Джуба замолчала и невидящим взглядом смотрела перед собой. Глаза девушки наполнились слезами. Робин взяла ее руку и положила себе на колени.
— Не знаю, как долго мы шли по Дороге гиен, — продолжила Джуба. — Каждый день был похож на предыдущий и на тот, что наступал потом, пока наконец не показалось море.
Брат с сестрой еще долго обсуждали рассказ бывшей невольницы.
— Она наверняка прошла королевство Мономотапа, но говорит, что не видела ни городов, ни поселений, — удивлялся Зуга.
— Может быть, работорговцы избегают людей из Мономотапы.
— Жаль, что она запомнила так мало.
— Она шла в невольничьем караване, — напомнила Робин, — и думала только о том, чтобы выжить.
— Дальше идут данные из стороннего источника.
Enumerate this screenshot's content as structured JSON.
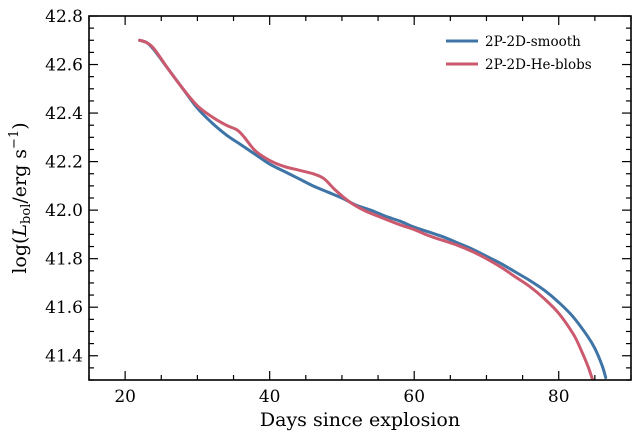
{
  "chart_data": {
    "type": "line",
    "xlabel": "Days since explosion",
    "ylabel_parts": {
      "prefix": "log(",
      "symbol": "L",
      "subscript": "bol",
      "unit": "/erg s",
      "exponent": "−1",
      "suffix": ")"
    },
    "xlim": [
      15,
      90
    ],
    "ylim": [
      41.3,
      42.8
    ],
    "xticks": [
      20,
      40,
      60,
      80
    ],
    "xtick_labels": [
      "20",
      "40",
      "60",
      "80"
    ],
    "yticks": [
      41.4,
      41.6,
      41.8,
      42.0,
      42.2,
      42.4,
      42.6,
      42.8
    ],
    "ytick_labels": [
      "41.4",
      "41.6",
      "41.8",
      "42.0",
      "42.2",
      "42.4",
      "42.6",
      "42.8"
    ],
    "grid": false,
    "legend_position": "top-right",
    "series": [
      {
        "name": "2P-2D-smooth",
        "color": "#3f74a6",
        "x": [
          22.0,
          23.0,
          24.0,
          26.0,
          28.0,
          30.0,
          32.0,
          34.0,
          36.0,
          38.0,
          40.0,
          42.0,
          44.0,
          46.0,
          48.0,
          50.0,
          52.0,
          54.0,
          56.0,
          58.0,
          60.0,
          62.0,
          64.0,
          66.0,
          68.0,
          70.0,
          72.0,
          74.0,
          76.0,
          78.0,
          80.0,
          82.0,
          84.0,
          85.0,
          86.0,
          86.5
        ],
        "y": [
          42.7,
          42.69,
          42.66,
          42.58,
          42.5,
          42.42,
          42.36,
          42.31,
          42.27,
          42.23,
          42.19,
          42.16,
          42.13,
          42.1,
          42.075,
          42.05,
          42.02,
          42.0,
          41.975,
          41.955,
          41.93,
          41.91,
          41.89,
          41.865,
          41.84,
          41.81,
          41.78,
          41.745,
          41.71,
          41.67,
          41.62,
          41.56,
          41.48,
          41.43,
          41.36,
          41.31
        ]
      },
      {
        "name": "2P-2D-He-blobs",
        "color": "#cc5a6e",
        "x": [
          22.0,
          23.0,
          24.0,
          26.0,
          28.0,
          30.0,
          32.0,
          34.0,
          35.5,
          36.5,
          38.0,
          40.0,
          42.0,
          44.0,
          46.0,
          47.5,
          49.0,
          51.0,
          53.0,
          55.0,
          58.0,
          60.0,
          62.0,
          64.0,
          66.0,
          68.0,
          70.0,
          72.0,
          74.0,
          76.0,
          78.0,
          80.0,
          82.0,
          83.0,
          84.0,
          84.7
        ],
        "y": [
          42.7,
          42.69,
          42.665,
          42.58,
          42.5,
          42.43,
          42.385,
          42.35,
          42.33,
          42.3,
          42.245,
          42.205,
          42.18,
          42.165,
          42.15,
          42.13,
          42.085,
          42.035,
          42.0,
          41.975,
          41.94,
          41.92,
          41.895,
          41.875,
          41.855,
          41.83,
          41.8,
          41.765,
          41.725,
          41.685,
          41.635,
          41.575,
          41.49,
          41.43,
          41.36,
          41.3
        ]
      }
    ]
  }
}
— Если бы только эти чертовы туземцы умели читать карту.
— Это совсем другая культура, Зуга.
Ее глаза вспыхнули. Брат поспешно сменил тему:
— Наверное, легенда о Мономотапе — всего лишь миф, нет там никаких золотых шахт!
— В рассказе Джубы важнее то, что матабеле торгуют рабами — раньше они этим не занимались.
— Чушь! — прорычал Зуга. — Они величайшие хищники со времен Чингисхана! Вся родня зулусов — шангааны, ангони, матабеле! Война — их образ жизни, а главный источник дохода — грабеж. Все их государство основано на рабстве.
— Но раньше они невольников не продавали, — заметила Робин, — по крайней мере так написано у деда, у Гарриса и у всех остальных.
— Потому что не было рынка сбыта, — объяснил Зуга. — Теперь они наконец вступили в контакт с работорговцами, нашли путь к побережью. Это все, чего им прежде не хватало.
— Мы должны доказать это, Зуга, — с тихой решимостью произнесла Робин. — Надо собрать свидетельства их преступлений и привезти в Лондон.
— Лучше бы девчонка засвидетельствовала существование Мономотапы и золотых шахт, — буркнул Зуга. — Обязательно спроси ее, были ли там слоны. — Он сосредоточенно склонился над картой Харкнесса, проклиная ее белые пятна. — Не могу поверить, что Мономотапы не существует, уж слишком много слухов… Да, вот еще что — я совсем забыл язык, которому учила нас мама, в голове вертятся одни детские стишки да колыбельные. Мунья, мабили зинтхату, йолала умдаде уэтху — раз, два, три, засыпай, сестренка, — продекламировал он и со смехом покачал головой. — Придется снова учить, помогите мне с Джубой.
* * *
При впадении в море река Замбези делится на сотни мелких проток, переплетающихся между собой. Широкая болотистая дельта охватывает миль тридцать унылой и монотонной береговой линии.
От сплошной зелени, ковром устилающей воду, отрываются плавучие острова папируса, и грязный коричневый поток выносит их в океан. Некоторые из островов очень велики, и корни растений так переплелись, что травяной настил выдерживает вес крупных животных. Небольшие стада буйволов то и дело застревают на таких островах, и их несет в море миль на двадцать от берега, пока удары волн не разрушат островок. Живые горы мяса становятся добычей акул, вечно кружащих в мутных прибрежных водах в ожидании поживы.
Когда ветер дует с берега, илистый запах болот ощущается далеко в море. Тот же ветер приносит с собой странных насекомых. На заросших папирусом берегах дельты водятся крошечные паучки, не больше спичечной головки, которые плетут паутину и пускаются на ней в полет в таком множестве, что напоминают облака или дым от степного пожара. Поднимаясь на многие сотни футов, они клубятся туманными колоннами, окрашенными закатом в розовый и лиловый.